(01)286-5364 / (01)6377654
+

Enfermedades de la piel

La piel es el órgano más extenso de nuestro cuerpo, nos protege y cumple una serie de funciones que permiten que nos conectemos con nuestro entorno a través del dolor, la temperatura, la vibración, entre otros. Hay que aprender a cuidarla y ser conscientes de la importancia que tiene el mantenerla saludable.

Hay múltiples enfermedades que pueden afectar nuestra piel, ya sean ocasionadas por:

Daño directo: como virus (herpes, sarampión, varicela), bacterias (celulitis, erisipela, úlceras), parásitos u hongos (micosis, tiñas), contacto con sustancias irritantes o nocivas, alergias de contacto o exceso de sol, entre otras.

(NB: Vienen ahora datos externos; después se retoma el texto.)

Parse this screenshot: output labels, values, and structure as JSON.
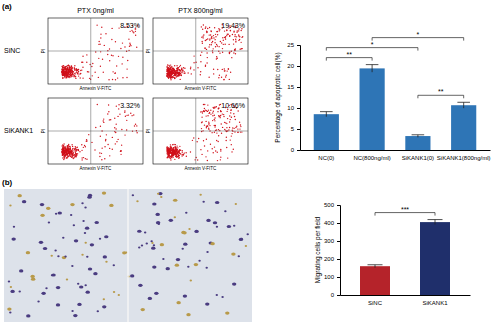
{
  "panel_labels": [
    "(a)",
    "(b)"
  ],
  "flow_cytometry": {
    "columns": [
      "PTX 0ng/ml",
      "PTX 800ng/ml"
    ],
    "rows": [
      "SiNC",
      "SiKANK1"
    ],
    "x_label": "Annexin V-FITC",
    "y_label": "PI",
    "percentages": [
      [
        "8.53%",
        "19.43%"
      ],
      [
        "3.32%",
        "10.66%"
      ]
    ]
  },
  "chart_data": [
    {
      "type": "bar",
      "y_label": "Percentage of apoptotic cell(%)",
      "categories": [
        "NC(0)",
        "NC(800ng/ml)",
        "SiKANK1(0)",
        "SiKANK1(800ng/ml)"
      ],
      "values": [
        8.53,
        19.43,
        3.32,
        10.66
      ],
      "errors": [
        0.6,
        0.9,
        0.3,
        0.7
      ],
      "color": "#2e75b6",
      "ylim": [
        0,
        25
      ],
      "yticks": [
        0,
        5,
        10,
        15,
        20,
        25
      ],
      "annotations": [
        {
          "from": 0,
          "to": 1,
          "text": "**"
        },
        {
          "from": 2,
          "to": 3,
          "text": "**"
        },
        {
          "from": 0,
          "to": 2,
          "text": "*"
        },
        {
          "from": 1,
          "to": 3,
          "text": "*"
        }
      ]
    },
    {
      "type": "bar",
      "y_label": "Migrating cells per field",
      "categories": [
        "SiNC",
        "SiKANK1"
      ],
      "values": [
        160,
        405
      ],
      "errors": [
        8,
        14
      ],
      "colors": [
        "#b5232a",
        "#1f2f6b"
      ],
      "ylim": [
        0,
        500
      ],
      "yticks": [
        0,
        100,
        200,
        300,
        400,
        500
      ],
      "annotations": [
        {
          "from": 0,
          "to": 1,
          "text": "***"
        }
      ]
    }
  ]
}
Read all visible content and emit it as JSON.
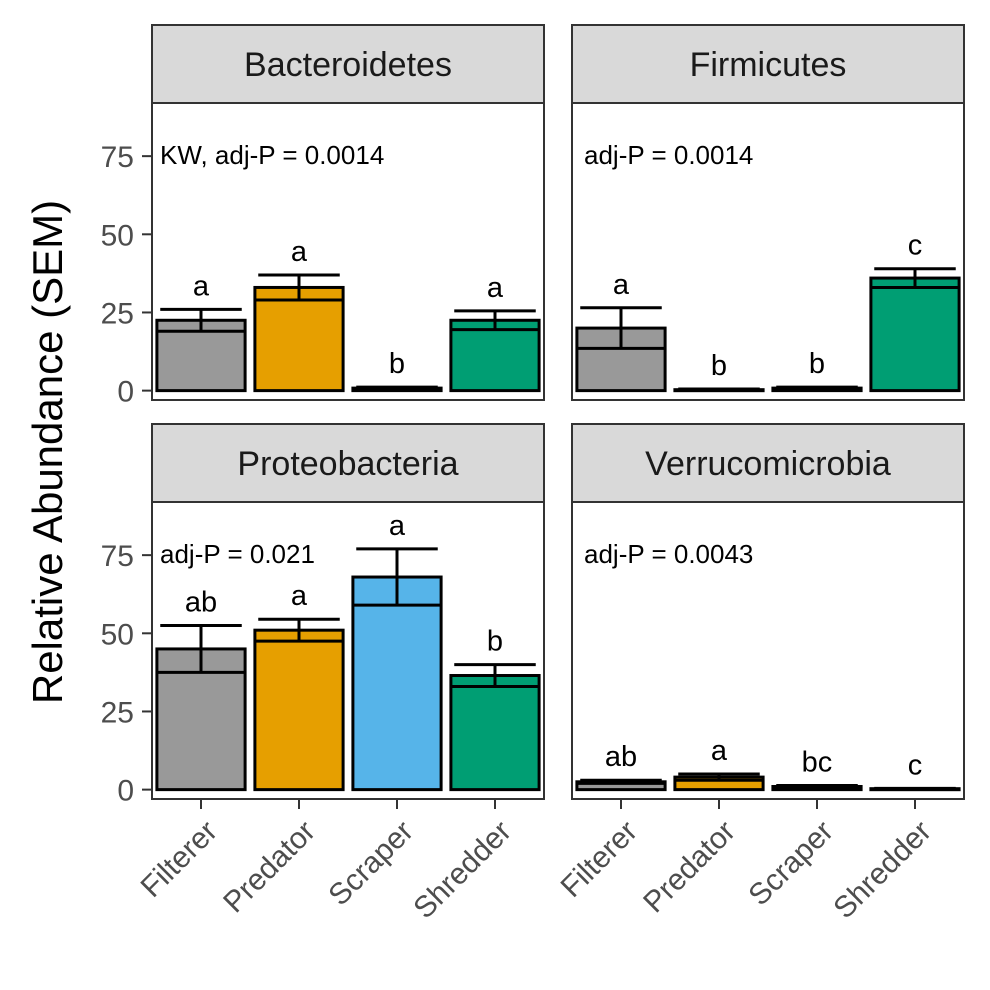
{
  "chart_data": {
    "type": "bar",
    "ylabel": "Relative Abundance (SEM)",
    "ylim": [
      -3,
      92
    ],
    "yticks": [
      0,
      25,
      50,
      75
    ],
    "categories": [
      "Filterer",
      "Predator",
      "Scraper",
      "Shredder"
    ],
    "colors": {
      "Filterer": "#999999",
      "Predator": "#E69F00",
      "Scraper": "#56B4E9",
      "Shredder": "#009E73"
    },
    "panels": [
      {
        "title": "Bacteroidetes",
        "annotation": "KW, adj-P = 0.0014",
        "values": [
          22.5,
          33.0,
          0.8,
          22.5
        ],
        "errors": [
          3.5,
          4.0,
          0.3,
          3.0
        ],
        "letters": [
          "a",
          "a",
          "b",
          "a"
        ]
      },
      {
        "title": "Firmicutes",
        "annotation": "adj-P = 0.0014",
        "values": [
          20.0,
          0.3,
          0.8,
          36.0
        ],
        "errors": [
          6.5,
          0.2,
          0.3,
          3.0
        ],
        "letters": [
          "a",
          "b",
          "b",
          "c"
        ]
      },
      {
        "title": "Proteobacteria",
        "annotation": "adj-P = 0.021",
        "values": [
          45.0,
          51.0,
          68.0,
          36.5
        ],
        "errors": [
          7.5,
          3.5,
          9.0,
          3.5
        ],
        "letters": [
          "ab",
          "a",
          "a",
          "b"
        ]
      },
      {
        "title": "Verrucomicrobia",
        "annotation": "adj-P = 0.0043",
        "values": [
          2.5,
          4.0,
          1.0,
          0.3
        ],
        "errors": [
          0.5,
          1.0,
          0.3,
          0.1
        ],
        "letters": [
          "ab",
          "a",
          "bc",
          "c"
        ]
      }
    ]
  }
}
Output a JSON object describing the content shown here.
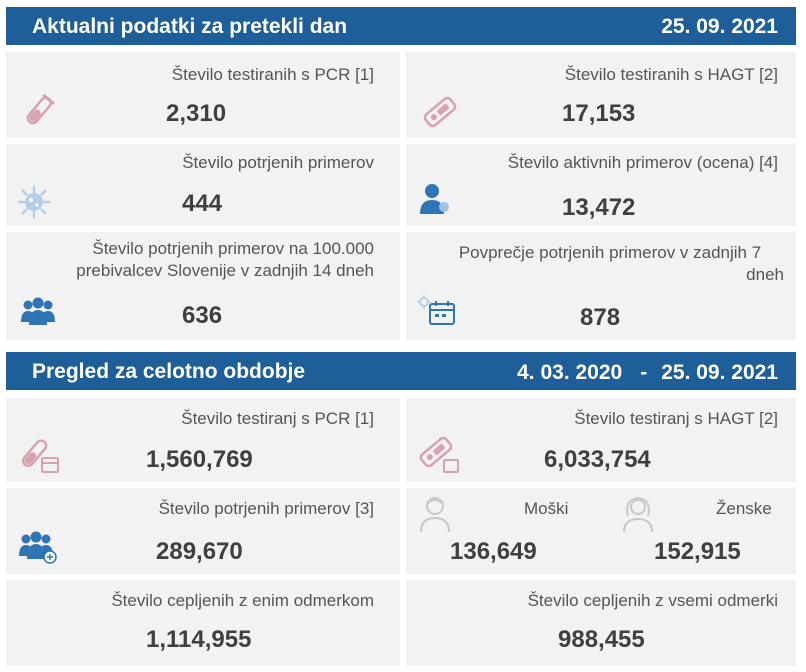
{
  "daily": {
    "title": "Aktualni podatki za pretekli dan",
    "date": "25. 09. 2021",
    "cards": {
      "pcr": {
        "label": "Število testiranih s PCR [1]",
        "value": "2,310",
        "icon": "test-tube-icon"
      },
      "hagt": {
        "label": "Število testiranih s HAGT [2]",
        "value": "17,153",
        "icon": "rapid-test-icon"
      },
      "confirmed": {
        "label": "Število potrjenih primerov",
        "value": "444",
        "icon": "virus-icon"
      },
      "active": {
        "label": "Število aktivnih primerov (ocena) [4]",
        "value": "13,472",
        "icon": "person-icon"
      },
      "per100k": {
        "label_line1": "Število potrjenih primerov na 100.000",
        "label_line2": "prebivalcev Slovenije v zadnjih 14 dneh",
        "value": "636",
        "icon": "group-icon"
      },
      "avg7": {
        "label_line1": "Povprečje potrjenih primerov v zadnjih 7",
        "label_line2": "dneh",
        "value": "878",
        "icon": "calendar-virus-icon"
      }
    }
  },
  "overall": {
    "title": "Pregled za celotno obdobje",
    "date_from": "4. 03. 2020",
    "dash": "-",
    "date_to": "25. 09. 2021",
    "cards": {
      "pcr": {
        "label": "Število testiranj s PCR [1]",
        "value": "1,560,769",
        "icon": "test-tube-calendar-icon"
      },
      "hagt": {
        "label": "Število testiranj s HAGT [2]",
        "value": "6,033,754",
        "icon": "rapid-test-icon"
      },
      "confirmed": {
        "label": "Število potrjenih primerov [3]",
        "value": "289,670",
        "icon": "group-plus-icon"
      },
      "men": {
        "label": "Moški",
        "value": "136,649",
        "icon": "man-icon"
      },
      "women": {
        "label": "Ženske",
        "value": "152,915",
        "icon": "woman-icon"
      },
      "vacc_one": {
        "label": "Število cepljenih z enim odmerkom",
        "value": "1,114,955"
      },
      "vacc_all": {
        "label": "Število cepljenih z vsemi odmerki",
        "value": "988,455"
      }
    }
  }
}
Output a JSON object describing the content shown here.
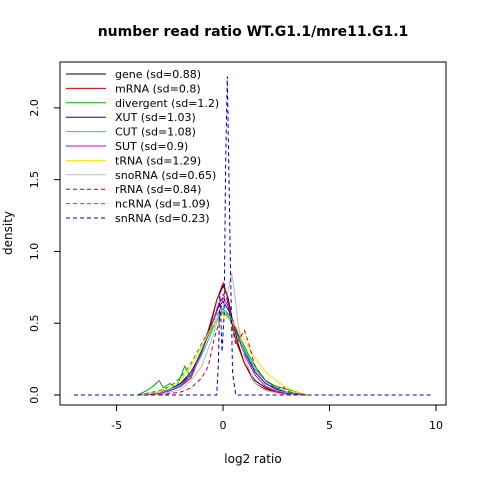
{
  "chart_data": {
    "type": "line",
    "title": "number read ratio WT.G1.1/mre11.G1.1",
    "xlabel": "log2 ratio",
    "ylabel": "density",
    "xlim": [
      -7,
      10
    ],
    "ylim": [
      0,
      2.25
    ],
    "xticks": [
      "-5",
      "0",
      "5",
      "10"
    ],
    "xtick_values": [
      -5,
      0,
      5,
      10
    ],
    "yticks": [
      "0.0",
      "0.5",
      "1.0",
      "1.5",
      "2.0"
    ],
    "ytick_values": [
      0,
      0.5,
      1.0,
      1.5,
      2.0
    ],
    "grid": false,
    "legend_position": "top-left",
    "series": [
      {
        "name": "gene (sd=0.88)",
        "color": "#000000",
        "dash": "solid",
        "x": [
          -4.0,
          -3.0,
          -2.5,
          -2.0,
          -1.5,
          -1.0,
          -0.6,
          -0.3,
          0.0,
          0.2,
          0.4,
          0.7,
          1.0,
          1.5,
          2.0,
          2.5,
          3.0,
          4.0
        ],
        "y": [
          0,
          0.02,
          0.04,
          0.08,
          0.14,
          0.3,
          0.48,
          0.66,
          0.76,
          0.7,
          0.55,
          0.36,
          0.22,
          0.1,
          0.05,
          0.02,
          0.01,
          0
        ]
      },
      {
        "name": "mRNA (sd=0.8)",
        "color": "#cc0000",
        "dash": "solid",
        "x": [
          -4.0,
          -3.0,
          -2.5,
          -2.0,
          -1.5,
          -1.0,
          -0.6,
          -0.3,
          0.0,
          0.1,
          0.3,
          0.6,
          1.0,
          1.5,
          2.0,
          2.5,
          3.0,
          4.0
        ],
        "y": [
          0,
          0.01,
          0.03,
          0.06,
          0.12,
          0.3,
          0.5,
          0.66,
          0.78,
          0.74,
          0.58,
          0.38,
          0.22,
          0.08,
          0.04,
          0.02,
          0.01,
          0
        ]
      },
      {
        "name": "divergent (sd=1.2)",
        "color": "#00aa00",
        "dash": "solid",
        "x": [
          -4.0,
          -3.6,
          -3.3,
          -3.0,
          -2.8,
          -2.5,
          -2.2,
          -1.8,
          -1.5,
          -1.2,
          -0.8,
          -0.4,
          0.0,
          0.4,
          0.8,
          1.2,
          1.6,
          2.0,
          2.5,
          3.0,
          3.5,
          4.0
        ],
        "y": [
          0,
          0.03,
          0.06,
          0.1,
          0.05,
          0.08,
          0.05,
          0.2,
          0.12,
          0.25,
          0.38,
          0.5,
          0.58,
          0.52,
          0.4,
          0.28,
          0.18,
          0.1,
          0.06,
          0.04,
          0.02,
          0
        ]
      },
      {
        "name": "XUT (sd=1.03)",
        "color": "#0000cc",
        "dash": "solid",
        "x": [
          -4.0,
          -3.0,
          -2.5,
          -2.0,
          -1.5,
          -1.0,
          -0.5,
          -0.2,
          0.0,
          0.3,
          0.6,
          1.0,
          1.5,
          2.0,
          2.5,
          3.0,
          4.0
        ],
        "y": [
          0,
          0.02,
          0.04,
          0.08,
          0.16,
          0.3,
          0.5,
          0.62,
          0.65,
          0.58,
          0.46,
          0.3,
          0.16,
          0.08,
          0.04,
          0.02,
          0
        ]
      },
      {
        "name": "CUT (sd=1.08)",
        "color": "#00cccc",
        "dash": "solid",
        "x": [
          -4.0,
          -3.0,
          -2.5,
          -2.0,
          -1.5,
          -1.0,
          -0.5,
          -0.2,
          0.0,
          0.3,
          0.6,
          1.0,
          1.5,
          2.0,
          2.5,
          3.0,
          4.0
        ],
        "y": [
          0,
          0.02,
          0.04,
          0.07,
          0.14,
          0.28,
          0.45,
          0.56,
          0.6,
          0.56,
          0.45,
          0.32,
          0.18,
          0.1,
          0.05,
          0.02,
          0
        ]
      },
      {
        "name": "SUT (sd=0.9)",
        "color": "#cc00cc",
        "dash": "solid",
        "x": [
          -4.0,
          -3.0,
          -2.5,
          -2.0,
          -1.5,
          -1.0,
          -0.5,
          -0.2,
          0.0,
          0.3,
          0.6,
          1.0,
          1.5,
          2.0,
          2.5,
          3.0,
          4.0
        ],
        "y": [
          0,
          0.01,
          0.03,
          0.06,
          0.14,
          0.3,
          0.5,
          0.64,
          0.68,
          0.6,
          0.45,
          0.28,
          0.14,
          0.06,
          0.03,
          0.01,
          0
        ]
      },
      {
        "name": "tRNA (sd=1.29)",
        "color": "#ffdd00",
        "dash": "solid",
        "x": [
          -4.0,
          -3.0,
          -2.0,
          -1.5,
          -1.0,
          -0.5,
          0.0,
          0.5,
          1.0,
          1.5,
          2.0,
          2.5,
          3.0,
          3.5,
          4.0
        ],
        "y": [
          0,
          0.02,
          0.1,
          0.2,
          0.34,
          0.48,
          0.56,
          0.5,
          0.38,
          0.26,
          0.16,
          0.1,
          0.05,
          0.02,
          0
        ]
      },
      {
        "name": "snoRNA (sd=0.65)",
        "color": "#bbbbbb",
        "dash": "solid",
        "x": [
          -3.0,
          -2.0,
          -1.5,
          -1.0,
          -0.5,
          -0.2,
          0.0,
          0.2,
          0.4,
          0.55,
          0.7,
          1.0,
          1.5,
          2.0,
          3.0
        ],
        "y": [
          0,
          0.04,
          0.1,
          0.2,
          0.4,
          0.55,
          0.6,
          0.7,
          0.85,
          0.7,
          0.5,
          0.26,
          0.08,
          0.03,
          0
        ]
      },
      {
        "name": "rRNA (sd=0.84)",
        "color": "#cc0000",
        "dash": "dash",
        "x": [
          -3.0,
          -2.0,
          -1.5,
          -1.0,
          -0.7,
          -0.4,
          -0.2,
          0.0,
          0.2,
          0.4,
          0.6,
          0.8,
          1.0,
          1.2,
          1.5,
          2.0,
          2.5,
          2.8,
          3.0,
          3.5
        ],
        "y": [
          0,
          0.02,
          0.05,
          0.12,
          0.2,
          0.4,
          0.5,
          0.7,
          0.66,
          0.48,
          0.35,
          0.4,
          0.45,
          0.36,
          0.2,
          0.1,
          0.04,
          0.06,
          0.03,
          0
        ]
      },
      {
        "name": "ncRNA (sd=1.09)",
        "color": "#00aa00",
        "dash": "dash",
        "x": [
          -4.0,
          -3.0,
          -2.5,
          -2.0,
          -1.5,
          -1.0,
          -0.5,
          -0.2,
          0.0,
          0.3,
          0.6,
          1.0,
          1.5,
          2.0,
          2.5,
          3.0,
          4.0
        ],
        "y": [
          0,
          0.03,
          0.06,
          0.12,
          0.22,
          0.36,
          0.5,
          0.58,
          0.6,
          0.55,
          0.44,
          0.3,
          0.18,
          0.1,
          0.05,
          0.02,
          0
        ]
      },
      {
        "name": "snRNA (sd=0.23)",
        "color": "#0000cc",
        "dash": "dash",
        "x": [
          -7,
          -0.3,
          -0.22,
          -0.15,
          -0.05,
          0.05,
          0.12,
          0.2,
          0.28,
          0.36,
          0.45,
          0.6,
          9.8
        ],
        "y": [
          0,
          0,
          0.22,
          0.72,
          0.3,
          0.55,
          1.6,
          2.22,
          1.5,
          0.8,
          0.15,
          0,
          0
        ]
      }
    ]
  }
}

Daño indirecto: afecciones en otras partes del cuerpo que se manifiestan también en la piel, como hipotiroidismo (piel seca), diabetes (pie diabético), deshidratación (sequedad y descamación), lupus, entre otras.

Como vemos, muchos problemas se pueden manifestar a través de la piel, es por ello que su cuidado y mantenimiento es fundamental.

Entre las recomendaciones para tener una piel saludable tenemos:

  • Mantener la piel limpia.
  • No dormir con maquillaje ni exceso de grasa en la piel.
  • Usar maquillaje y productos para la piel de buena calidad y que no estén vencidos.
  • Evitar refregar y secar muy enérgicamente la piel. Lo ideal es secar en toques el excedente de agua y dejar que la piel absorba la humedad para mantener una piel aún más hidratada.
  • Exfoliarse 1 o 2 veces por semana para eliminar las células muertas de la superficie, y permitir una mejor acción y absorción de las cremas o serums hidratantes.
  • Algunos productos naturales también son bastante efectivos en cuanto al mantenimiento de una buena piel, como el aceite de coco o macadamia, el aloe vera, la vitamina C, la concha de nácar, la baba de caracol, la vitamina E, entre otros.
  • La correcta alimentación es básica: recordar que el alimento es la energía que ingresa a nuestro cuerpo, mientras de mayor calidad sea, mejor. Hay que preferir las fuentes de antioxidantes en las que se incluyen los betacarotenos y la vitamina C como los cítricos, además de los aceites esenciales como el aceite de oliva y los frutos secos. 
  • Hidratación continua con agua, infusiones o refrescos naturales, limitar el consumo de azúcar y sal, así como carbohidratos refinados.
  • Tener en cuenta que cuando comemos mucha azúcar y harinas refinadas como panes, tortas o galletas, se produce un efecto que se llama glicación, el cual rompe las estructuras proteicas de colageno y ADN, lo que genera una mayor flacidez, pérdida de tono y se marcan más los signos físicos del envejecimiento, es por ello que el tipo de alimentación influye tanto en nuestro estado físico.
  • Evitar exponer la piel al sol directamente. Además del uso de bloqueador solar, es bueno usar una protección física adicional como un sombrero, y unos lentes con protección ultravioleta para evitar el daño ocular.
  • Usar productos de buena calidad que no estén vencidos y evaluar siempre alguna reacción irritante o alérgica.

El autocuidado depende de cada uno, podemos prevenir y evitar muchos problemas y complicaciones siguiendo recomendaciones básicas. ¡Ténganlo en cuenta!